In The Mechanic, Bishop instructs Steve to perform a hit on another mechanic, Burke. Bishop instructs Steve to slip Rohypnol into Burke's drink, either to cause an overdose, or greatly ease the rest of the operation. Bishop further advises Steve not to engage in open combat with Burke, due to his towering height, strength and experience. He explicitly tells Steve that he should not get into a car with Burke.

However, when it comes time to use the Rohypnol, Steve ponders on it, and places it back in his pocket. He eventually gets in a car with Burke, and travels back to his house. At his house, he tries to strangle Burke, and engages in brutal close-quarters combat with him. When he finally kills Burke, he places the vial of Rohypnol in his mouth - seemingly still in its vial.
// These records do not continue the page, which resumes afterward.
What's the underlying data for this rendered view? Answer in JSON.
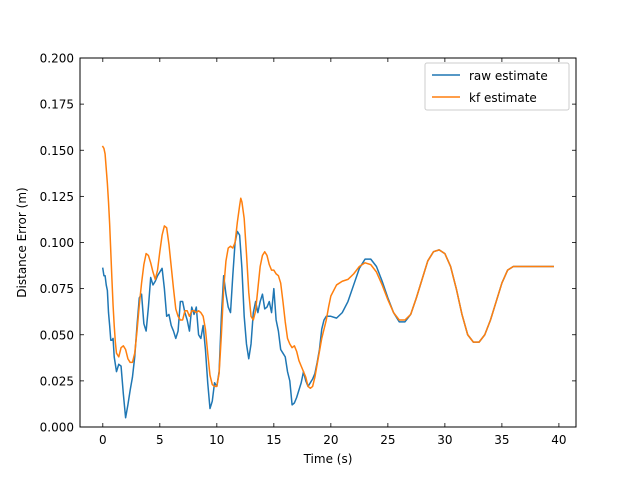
{
  "chart_data": {
    "type": "line",
    "title": "",
    "xlabel": "Time (s)",
    "ylabel": "Distance Error (m)",
    "xlim": [
      -2,
      41.5
    ],
    "ylim": [
      0,
      0.2
    ],
    "x_ticks": [
      0,
      5,
      10,
      15,
      20,
      25,
      30,
      35,
      40
    ],
    "x_tick_labels": [
      "0",
      "5",
      "10",
      "15",
      "20",
      "25",
      "30",
      "35",
      "40"
    ],
    "y_ticks": [
      0,
      0.025,
      0.05,
      0.075,
      0.1,
      0.125,
      0.15,
      0.175,
      0.2
    ],
    "y_tick_labels": [
      "0.000",
      "0.025",
      "0.050",
      "0.075",
      "0.100",
      "0.125",
      "0.150",
      "0.175",
      "0.200"
    ],
    "grid": false,
    "legend_position": "top-right",
    "series": [
      {
        "name": "raw estimate",
        "color": "#1f77b4",
        "points": [
          [
            0.0,
            0.086
          ],
          [
            0.1,
            0.082
          ],
          [
            0.2,
            0.082
          ],
          [
            0.3,
            0.077
          ],
          [
            0.4,
            0.074
          ],
          [
            0.5,
            0.062
          ],
          [
            0.6,
            0.055
          ],
          [
            0.7,
            0.047
          ],
          [
            0.8,
            0.047
          ],
          [
            0.9,
            0.048
          ],
          [
            1.0,
            0.038
          ],
          [
            1.2,
            0.03
          ],
          [
            1.4,
            0.034
          ],
          [
            1.6,
            0.033
          ],
          [
            1.8,
            0.018
          ],
          [
            2.0,
            0.005
          ],
          [
            2.2,
            0.012
          ],
          [
            2.4,
            0.02
          ],
          [
            2.6,
            0.027
          ],
          [
            2.8,
            0.038
          ],
          [
            3.0,
            0.055
          ],
          [
            3.2,
            0.07
          ],
          [
            3.4,
            0.072
          ],
          [
            3.6,
            0.056
          ],
          [
            3.8,
            0.052
          ],
          [
            4.0,
            0.065
          ],
          [
            4.2,
            0.081
          ],
          [
            4.4,
            0.077
          ],
          [
            4.6,
            0.079
          ],
          [
            4.8,
            0.082
          ],
          [
            5.0,
            0.084
          ],
          [
            5.2,
            0.086
          ],
          [
            5.4,
            0.075
          ],
          [
            5.6,
            0.06
          ],
          [
            5.8,
            0.061
          ],
          [
            6.0,
            0.055
          ],
          [
            6.2,
            0.052
          ],
          [
            6.4,
            0.048
          ],
          [
            6.6,
            0.052
          ],
          [
            6.8,
            0.068
          ],
          [
            7.0,
            0.068
          ],
          [
            7.2,
            0.062
          ],
          [
            7.4,
            0.058
          ],
          [
            7.6,
            0.052
          ],
          [
            7.8,
            0.065
          ],
          [
            8.0,
            0.061
          ],
          [
            8.2,
            0.065
          ],
          [
            8.4,
            0.05
          ],
          [
            8.6,
            0.048
          ],
          [
            8.8,
            0.055
          ],
          [
            9.0,
            0.042
          ],
          [
            9.2,
            0.024
          ],
          [
            9.4,
            0.01
          ],
          [
            9.6,
            0.014
          ],
          [
            9.8,
            0.024
          ],
          [
            10.0,
            0.022
          ],
          [
            10.2,
            0.03
          ],
          [
            10.4,
            0.06
          ],
          [
            10.6,
            0.082
          ],
          [
            10.8,
            0.072
          ],
          [
            11.0,
            0.065
          ],
          [
            11.2,
            0.062
          ],
          [
            11.4,
            0.082
          ],
          [
            11.6,
            0.1
          ],
          [
            11.8,
            0.106
          ],
          [
            12.0,
            0.104
          ],
          [
            12.2,
            0.086
          ],
          [
            12.4,
            0.06
          ],
          [
            12.6,
            0.045
          ],
          [
            12.8,
            0.037
          ],
          [
            13.0,
            0.045
          ],
          [
            13.2,
            0.062
          ],
          [
            13.4,
            0.068
          ],
          [
            13.6,
            0.062
          ],
          [
            13.8,
            0.068
          ],
          [
            14.0,
            0.072
          ],
          [
            14.2,
            0.064
          ],
          [
            14.4,
            0.065
          ],
          [
            14.6,
            0.068
          ],
          [
            14.8,
            0.062
          ],
          [
            15.0,
            0.075
          ],
          [
            15.2,
            0.058
          ],
          [
            15.4,
            0.052
          ],
          [
            15.6,
            0.042
          ],
          [
            15.8,
            0.04
          ],
          [
            16.0,
            0.038
          ],
          [
            16.2,
            0.03
          ],
          [
            16.4,
            0.025
          ],
          [
            16.6,
            0.012
          ],
          [
            16.8,
            0.013
          ],
          [
            17.0,
            0.016
          ],
          [
            17.2,
            0.02
          ],
          [
            17.4,
            0.024
          ],
          [
            17.6,
            0.03
          ],
          [
            17.8,
            0.025
          ],
          [
            18.0,
            0.022
          ],
          [
            18.2,
            0.024
          ],
          [
            18.4,
            0.026
          ],
          [
            18.6,
            0.029
          ],
          [
            18.8,
            0.035
          ],
          [
            19.0,
            0.042
          ],
          [
            19.2,
            0.053
          ],
          [
            19.4,
            0.058
          ],
          [
            19.6,
            0.06
          ],
          [
            19.8,
            0.06
          ],
          [
            20.0,
            0.06
          ],
          [
            20.5,
            0.059
          ],
          [
            21.0,
            0.062
          ],
          [
            21.5,
            0.068
          ],
          [
            22.0,
            0.077
          ],
          [
            22.5,
            0.086
          ],
          [
            23.0,
            0.091
          ],
          [
            23.5,
            0.091
          ],
          [
            24.0,
            0.087
          ],
          [
            24.5,
            0.079
          ],
          [
            25.0,
            0.07
          ],
          [
            25.5,
            0.062
          ],
          [
            26.0,
            0.057
          ],
          [
            26.5,
            0.057
          ],
          [
            27.0,
            0.061
          ],
          [
            27.5,
            0.07
          ],
          [
            28.0,
            0.08
          ],
          [
            28.5,
            0.09
          ],
          [
            29.0,
            0.095
          ],
          [
            29.5,
            0.096
          ],
          [
            30.0,
            0.094
          ],
          [
            30.5,
            0.087
          ],
          [
            31.0,
            0.075
          ],
          [
            31.5,
            0.061
          ],
          [
            32.0,
            0.05
          ],
          [
            32.5,
            0.046
          ],
          [
            33.0,
            0.046
          ],
          [
            33.5,
            0.05
          ],
          [
            34.0,
            0.058
          ],
          [
            34.5,
            0.068
          ],
          [
            35.0,
            0.078
          ],
          [
            35.5,
            0.085
          ],
          [
            36.0,
            0.087
          ],
          [
            37.0,
            0.087
          ],
          [
            38.0,
            0.087
          ],
          [
            39.0,
            0.087
          ],
          [
            39.5,
            0.087
          ]
        ]
      },
      {
        "name": "kf estimate",
        "color": "#ff7f0e",
        "points": [
          [
            0.0,
            0.152
          ],
          [
            0.1,
            0.151
          ],
          [
            0.2,
            0.148
          ],
          [
            0.3,
            0.14
          ],
          [
            0.4,
            0.132
          ],
          [
            0.5,
            0.122
          ],
          [
            0.6,
            0.11
          ],
          [
            0.7,
            0.095
          ],
          [
            0.8,
            0.08
          ],
          [
            0.9,
            0.066
          ],
          [
            1.0,
            0.055
          ],
          [
            1.1,
            0.046
          ],
          [
            1.2,
            0.04
          ],
          [
            1.4,
            0.038
          ],
          [
            1.6,
            0.043
          ],
          [
            1.8,
            0.044
          ],
          [
            2.0,
            0.042
          ],
          [
            2.2,
            0.037
          ],
          [
            2.4,
            0.035
          ],
          [
            2.6,
            0.035
          ],
          [
            2.8,
            0.04
          ],
          [
            3.0,
            0.052
          ],
          [
            3.2,
            0.066
          ],
          [
            3.4,
            0.078
          ],
          [
            3.6,
            0.088
          ],
          [
            3.8,
            0.094
          ],
          [
            4.0,
            0.093
          ],
          [
            4.2,
            0.089
          ],
          [
            4.4,
            0.084
          ],
          [
            4.6,
            0.08
          ],
          [
            4.8,
            0.085
          ],
          [
            5.0,
            0.095
          ],
          [
            5.2,
            0.104
          ],
          [
            5.4,
            0.109
          ],
          [
            5.6,
            0.108
          ],
          [
            5.8,
            0.099
          ],
          [
            6.0,
            0.087
          ],
          [
            6.2,
            0.075
          ],
          [
            6.4,
            0.064
          ],
          [
            6.6,
            0.06
          ],
          [
            6.8,
            0.058
          ],
          [
            7.0,
            0.058
          ],
          [
            7.2,
            0.063
          ],
          [
            7.4,
            0.063
          ],
          [
            7.6,
            0.06
          ],
          [
            7.8,
            0.063
          ],
          [
            8.0,
            0.063
          ],
          [
            8.2,
            0.062
          ],
          [
            8.4,
            0.063
          ],
          [
            8.6,
            0.062
          ],
          [
            8.8,
            0.06
          ],
          [
            9.0,
            0.053
          ],
          [
            9.2,
            0.04
          ],
          [
            9.4,
            0.028
          ],
          [
            9.6,
            0.023
          ],
          [
            9.8,
            0.022
          ],
          [
            10.0,
            0.022
          ],
          [
            10.2,
            0.029
          ],
          [
            10.4,
            0.05
          ],
          [
            10.6,
            0.075
          ],
          [
            10.8,
            0.09
          ],
          [
            11.0,
            0.097
          ],
          [
            11.2,
            0.098
          ],
          [
            11.4,
            0.097
          ],
          [
            11.6,
            0.1
          ],
          [
            11.8,
            0.111
          ],
          [
            12.0,
            0.12
          ],
          [
            12.1,
            0.124
          ],
          [
            12.2,
            0.122
          ],
          [
            12.4,
            0.113
          ],
          [
            12.6,
            0.094
          ],
          [
            12.8,
            0.073
          ],
          [
            13.0,
            0.06
          ],
          [
            13.2,
            0.058
          ],
          [
            13.4,
            0.063
          ],
          [
            13.6,
            0.075
          ],
          [
            13.8,
            0.087
          ],
          [
            14.0,
            0.093
          ],
          [
            14.2,
            0.095
          ],
          [
            14.4,
            0.093
          ],
          [
            14.6,
            0.088
          ],
          [
            14.8,
            0.085
          ],
          [
            15.0,
            0.085
          ],
          [
            15.2,
            0.083
          ],
          [
            15.4,
            0.082
          ],
          [
            15.6,
            0.078
          ],
          [
            15.8,
            0.068
          ],
          [
            16.0,
            0.057
          ],
          [
            16.2,
            0.048
          ],
          [
            16.4,
            0.045
          ],
          [
            16.6,
            0.043
          ],
          [
            16.8,
            0.044
          ],
          [
            17.0,
            0.041
          ],
          [
            17.2,
            0.036
          ],
          [
            17.4,
            0.033
          ],
          [
            17.6,
            0.03
          ],
          [
            17.8,
            0.027
          ],
          [
            18.0,
            0.022
          ],
          [
            18.2,
            0.021
          ],
          [
            18.4,
            0.022
          ],
          [
            18.6,
            0.027
          ],
          [
            18.8,
            0.034
          ],
          [
            19.0,
            0.041
          ],
          [
            19.2,
            0.048
          ],
          [
            19.4,
            0.053
          ],
          [
            19.6,
            0.058
          ],
          [
            19.8,
            0.065
          ],
          [
            20.0,
            0.071
          ],
          [
            20.5,
            0.077
          ],
          [
            21.0,
            0.079
          ],
          [
            21.5,
            0.08
          ],
          [
            22.0,
            0.083
          ],
          [
            22.5,
            0.087
          ],
          [
            23.0,
            0.089
          ],
          [
            23.5,
            0.088
          ],
          [
            24.0,
            0.084
          ],
          [
            24.5,
            0.077
          ],
          [
            25.0,
            0.069
          ],
          [
            25.5,
            0.062
          ],
          [
            26.0,
            0.058
          ],
          [
            26.5,
            0.058
          ],
          [
            27.0,
            0.061
          ],
          [
            27.5,
            0.07
          ],
          [
            28.0,
            0.08
          ],
          [
            28.5,
            0.09
          ],
          [
            29.0,
            0.095
          ],
          [
            29.5,
            0.096
          ],
          [
            30.0,
            0.094
          ],
          [
            30.5,
            0.087
          ],
          [
            31.0,
            0.075
          ],
          [
            31.5,
            0.061
          ],
          [
            32.0,
            0.05
          ],
          [
            32.5,
            0.046
          ],
          [
            33.0,
            0.046
          ],
          [
            33.5,
            0.05
          ],
          [
            34.0,
            0.058
          ],
          [
            34.5,
            0.068
          ],
          [
            35.0,
            0.078
          ],
          [
            35.5,
            0.085
          ],
          [
            36.0,
            0.087
          ],
          [
            37.0,
            0.087
          ],
          [
            38.0,
            0.087
          ],
          [
            39.0,
            0.087
          ],
          [
            39.5,
            0.087
          ]
        ]
      }
    ]
  }
}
Why does he do this? It is clear that Burke is an empowering figure, with a great advantage when it comes to raw strength. We see this in how easily he beats on Steve; Steve is only able to succeed in the hit - and in not dying - through the use of conveniently placed weapons (bottles of beer, a screw driver, etc). Furthermore, why does he place the vial of Rohypnol in Burkes mouth, after the fact? We know that Bishop is training Steven to be like him, and thus an expert in hits made to look like accidents; but surly there is no way of making the bloodied hit look like an accident, let alone via an unopened vial of Rohypnol?

1 Answer 1


Because he's implusive and reckless

He's not as methodical as Bishop and wants to emulate him but does not have the maturity and emotional control required.

Yes, the hit was supposed to look accidental but Bishop says to Dean that Harry and his arrangement was for price only, and Harry left the details up to Bishop...so the point was that the target died...even if Bishop's preferred method wasn't used.